The shirt and underwear were French products but the shoes were Russian. “I’m afraid your feet were the wrong size,” Pudovkin said. “If you are asked, you mistakenly stepped in fresh tar and it ruined your old shoes, and you bought these here. You won’t be asked.”

I had a look at the French passport-the photo was mine, Bukov had taken it. The rest looked completely authentic except for a few details. According to the passport Georges Lapautre was forty-two, where I was thirty- four; Lapautre was some two inches shorter than I, but weighed nearly the same; Lapautre had blond hair.

I considered the evidence before me. Finally I said to Pudovkin, “Georges Lapautre is real, isn’t he.”

“Why?”

“The only false thing about this passport is my photograph in it. And the suit is a little too big in the waist and a little too short in the trousers. And it’s an ensemble-he bought the tan shirt and the brown tie to go with the brown suit. He’s dead, isn’t he?”

Pudovkin smiled. “You don’t think we would murder a man merely to provide you with a suit of clothes and a French passport?”

“I’m not too happy about wearing a dead man’s clothes.”

“They’re not contaminated. He wasn’t diseased. Anyhow we’ve cleaned them.”

“How did he die?”

“He fancied himself a swimmer. He died in the Black Sea last summer-of drowning. It happens every few weeks in the resorts. I’m afraid we make it our business to make off with the property of such people. It’s a bit ghoulish-but no one’s harmed.”

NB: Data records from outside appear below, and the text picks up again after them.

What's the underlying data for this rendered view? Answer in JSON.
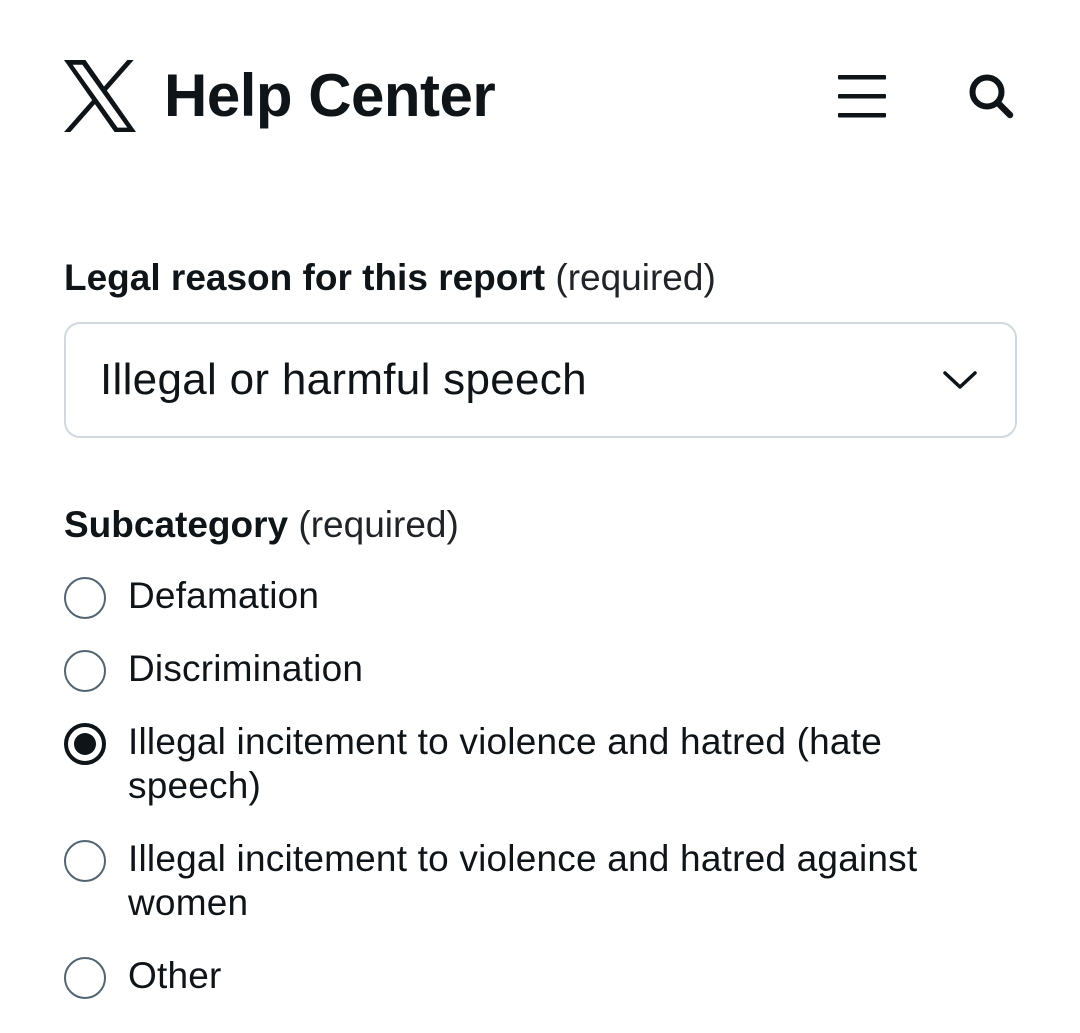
{
  "header": {
    "title": "Help Center",
    "logo_icon": "x-logo-icon",
    "menu_icon": "hamburger-menu-icon",
    "search_icon": "search-icon"
  },
  "form": {
    "legal_reason": {
      "label": "Legal reason for this report",
      "required_text": "(required)",
      "selected_value": "Illegal or harmful speech"
    },
    "subcategory": {
      "label": "Subcategory",
      "required_text": "(required)",
      "options": [
        {
          "label": "Defamation",
          "checked": false
        },
        {
          "label": "Discrimination",
          "checked": false
        },
        {
          "label": "Illegal incitement to violence and hatred (hate speech)",
          "checked": true
        },
        {
          "label": "Illegal incitement to violence and hatred against women",
          "checked": false
        },
        {
          "label": "Other",
          "checked": false
        }
      ]
    }
  },
  "colors": {
    "text": "#0f1419",
    "border": "#cfd9de",
    "radio_border": "#536471"
  }
}
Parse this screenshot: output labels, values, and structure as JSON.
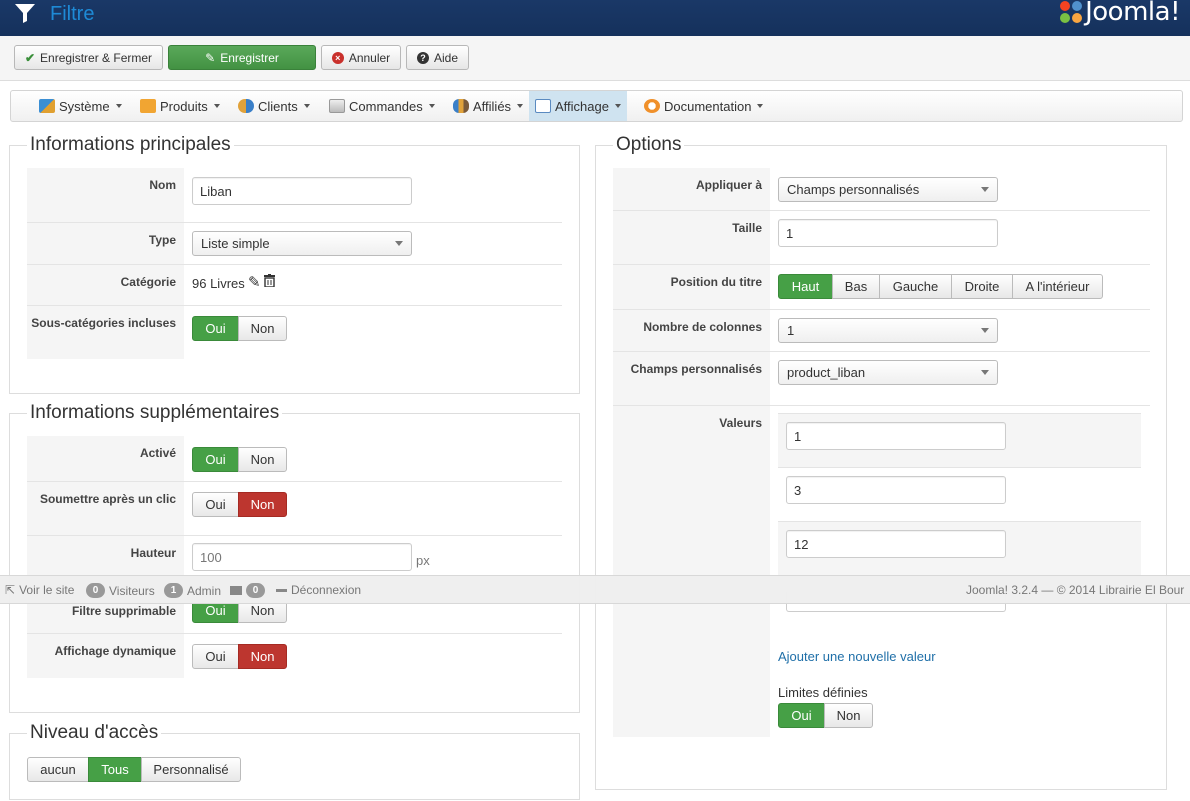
{
  "header": {
    "title": "Filtre",
    "logo_text": "Joomla!"
  },
  "toolbar": {
    "save_close": "Enregistrer & Fermer",
    "save": "Enregistrer",
    "cancel": "Annuler",
    "help": "Aide"
  },
  "nav": [
    {
      "label": "Système",
      "icon": "tools-icon"
    },
    {
      "label": "Produits",
      "icon": "box-icon"
    },
    {
      "label": "Clients",
      "icon": "users-icon"
    },
    {
      "label": "Commandes",
      "icon": "orders-icon"
    },
    {
      "label": "Affiliés",
      "icon": "affiliates-icon"
    },
    {
      "label": "Affichage",
      "icon": "display-icon"
    },
    {
      "label": "Documentation",
      "icon": "lifebuoy-icon"
    }
  ],
  "main_info": {
    "legend": "Informations principales",
    "name_label": "Nom",
    "name_value": "Liban",
    "type_label": "Type",
    "type_value": "Liste simple",
    "category_label": "Catégorie",
    "category_value": "96 Livres",
    "subcat_label": "Sous-catégories incluses",
    "yes": "Oui",
    "no": "Non"
  },
  "extra_info": {
    "legend": "Informations supplémentaires",
    "active_label": "Activé",
    "submit_label": "Soumettre après un clic",
    "height_label": "Hauteur",
    "height_value": "100",
    "height_unit": "px",
    "deletable_label": "Filtre supprimable",
    "dynamic_label": "Affichage dynamique",
    "yes": "Oui",
    "no": "Non"
  },
  "access": {
    "legend": "Niveau d'accès",
    "none": "aucun",
    "all": "Tous",
    "custom": "Personnalisé"
  },
  "options": {
    "legend": "Options",
    "apply_label": "Appliquer à",
    "apply_value": "Champs personnalisés",
    "size_label": "Taille",
    "size_value": "1",
    "title_pos_label": "Position du titre",
    "pos_top": "Haut",
    "pos_bottom": "Bas",
    "pos_left": "Gauche",
    "pos_right": "Droite",
    "pos_inside": "A l'intérieur",
    "columns_label": "Nombre de colonnes",
    "columns_value": "1",
    "fields_label": "Champs personnalisés",
    "fields_value": "product_liban",
    "values_label": "Valeurs",
    "values": [
      "1",
      "3",
      "12"
    ],
    "add_value": "Ajouter une nouvelle valeur",
    "limits_label": "Limites définies",
    "yes": "Oui",
    "no": "Non"
  },
  "statusbar": {
    "view_site": "Voir le site",
    "visitors_count": "0",
    "visitors": "Visiteurs",
    "admin_count": "1",
    "admin": "Admin",
    "messages_count": "0",
    "logout": "Déconnexion",
    "footer": "Joomla! 3.2.4  —  © 2014 Librairie El Bour"
  },
  "colors": {
    "header_bg": "#15315c",
    "success": "#46a046",
    "danger": "#bd362f",
    "link": "#1f6fa8"
  }
}
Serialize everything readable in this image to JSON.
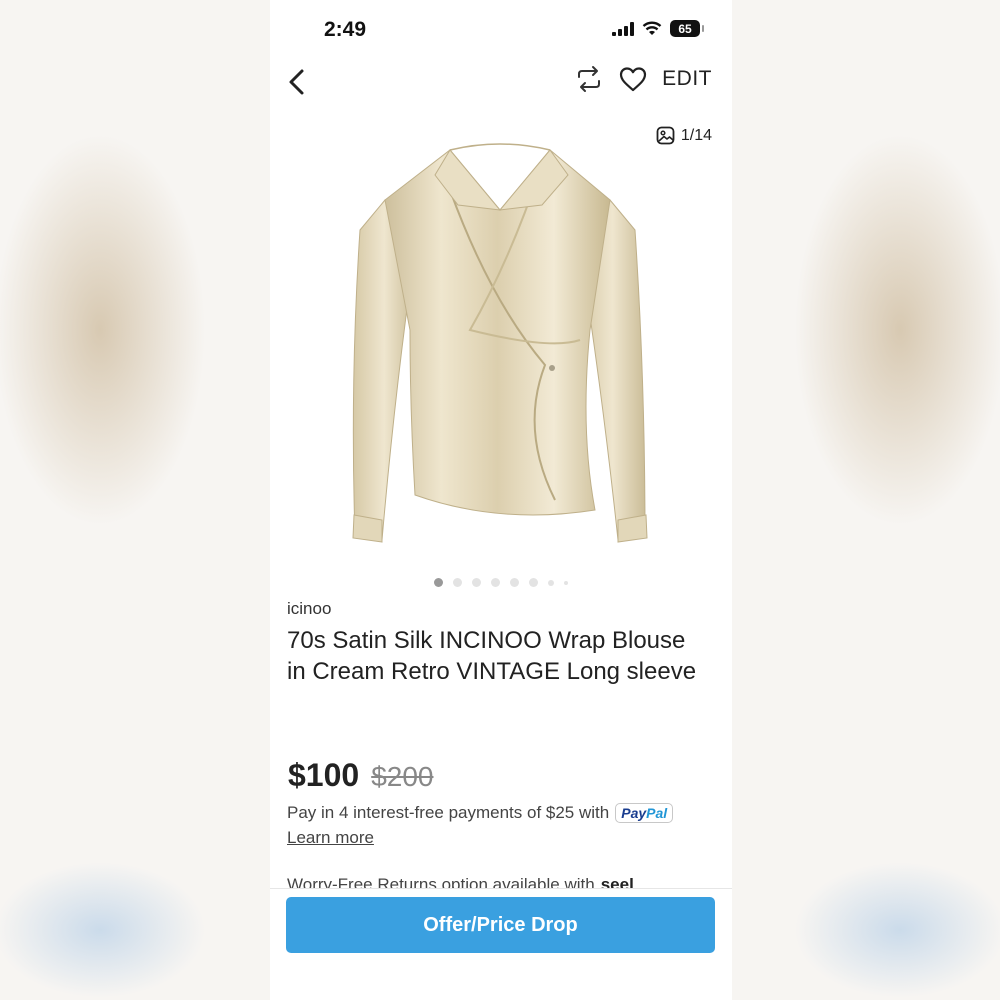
{
  "status_bar": {
    "time": "2:49",
    "battery": "65"
  },
  "nav": {
    "edit_label": "EDIT"
  },
  "photos": {
    "counter": "1/14",
    "dot_count": 8,
    "active_index": 0
  },
  "listing": {
    "brand": "icinoo",
    "title": "70s Satin Silk INCINOO Wrap Blouse in Cream Retro VINTAGE Long sleeve",
    "price": "$100",
    "original_price": "$200"
  },
  "payment": {
    "installments_text": "Pay in 4 interest-free payments of $25 with",
    "paypal_pay": "Pay",
    "paypal_pal": "Pal",
    "learn_more": "Learn more"
  },
  "returns": {
    "text": "Worry-Free Returns option available with",
    "brand": "seel"
  },
  "cta": {
    "label": "Offer/Price Drop"
  },
  "colors": {
    "accent": "#3aa0e0",
    "blouse": "#e8dcbc",
    "paypal_dark": "#1a3d8f",
    "paypal_light": "#2196d6"
  }
}
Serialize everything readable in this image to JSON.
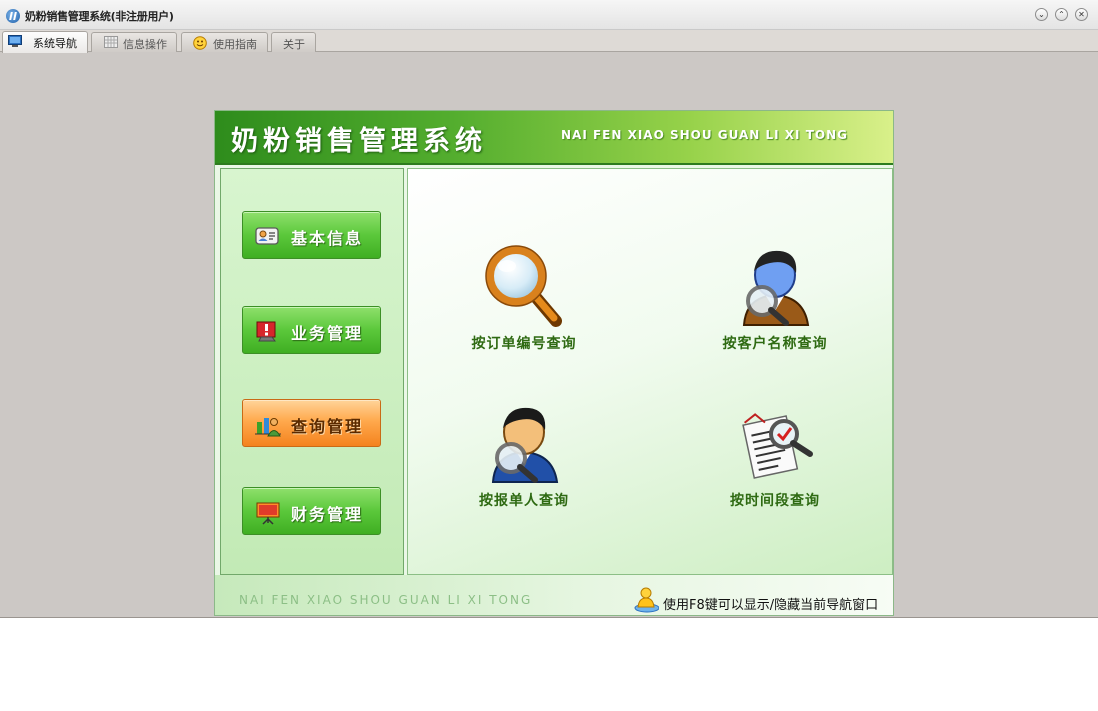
{
  "window": {
    "title": "奶粉销售管理系统(非注册用户)",
    "controls": {
      "minimize": "⌄",
      "maximize": "⌃",
      "close": "✕"
    }
  },
  "tabs": [
    {
      "label": "系统导航",
      "icon": "monitor-icon",
      "active": true
    },
    {
      "label": "信息操作",
      "icon": "grid-icon",
      "active": false
    },
    {
      "label": "使用指南",
      "icon": "smiley-icon",
      "active": false
    },
    {
      "label": "关于",
      "icon": "",
      "active": false
    }
  ],
  "banner": {
    "title": "奶粉销售管理系统",
    "subtitle": "NAI FEN XIAO SHOU GUAN LI XI TONG"
  },
  "sidebar": {
    "items": [
      {
        "label": "基本信息",
        "icon": "id-card-icon",
        "active": false
      },
      {
        "label": "业务管理",
        "icon": "alert-monitor-icon",
        "active": false
      },
      {
        "label": "查询管理",
        "icon": "chart-person-icon",
        "active": true
      },
      {
        "label": "财务管理",
        "icon": "presentation-board-icon",
        "active": false
      }
    ]
  },
  "queries": [
    {
      "label": "按订单编号查询",
      "icon": "magnifier-icon"
    },
    {
      "label": "按客户名称查询",
      "icon": "user-search-icon"
    },
    {
      "label": "按报单人查询",
      "icon": "user-search-icon"
    },
    {
      "label": "按时间段查询",
      "icon": "document-search-icon"
    }
  ],
  "footer": {
    "brand": "NAI FEN XIAO SHOU GUAN LI XI TONG",
    "tip": "使用F8键可以显示/隐藏当前导航窗口",
    "tip_icon": "user-tip-icon"
  },
  "colors": {
    "window_bg": "#ccc8c5",
    "banner_green": "#2e8c1c",
    "nav_green": "#5bc83b",
    "nav_active_orange": "#f4831e",
    "query_label_green": "#2e6a12"
  }
}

“Don’t the Soviet authorities know he’s dead? Hasn’t this passport been canceled or revoked or something?”

“This one died in Sochi,” Pudovkin said. “The commissar of the police in Sochi is one of us. The deceased was buried under some other name. Of course his OVIR visa expired months ago, and his travel permits from point to point. Yours are forgeries.”

“Where are they?”

“We’ll have them ready by the time we leave tonight.”

“I’ll be passing right through Sochi. What if I meet someone who knew him?”

“He only went there for a week’s holiday at one of the pensions. I believe he died his third day there. Not many people would have known him-or are likely to remember.”

An hour later Pudovkin returned to collect my own clothes. “What do you want with them?”

“One of our people will leave them in the lavatory of the railway station in Sebastopol.”

I felt I was in competent hands.

The hair bleach was crude stuff but it made me blond enough. I had been using it since the day before Bukov had taken my picture for the Lapautre passport. “You’ll have to shave as often as you can. The darker stubble would give you away.”

“I’ll remember,” I said. He’d packed a razor in my kit. I was to wear heavy-rimmed glasses at all times: they contained plain glass lenses. Pudovkin instructed me to slouch my shoulders and walk with short strides; it would make me appear shorter. And to let my mouth hang open all the time. “It gives you a vacant expression of innocence-and it changes the shape of your face.”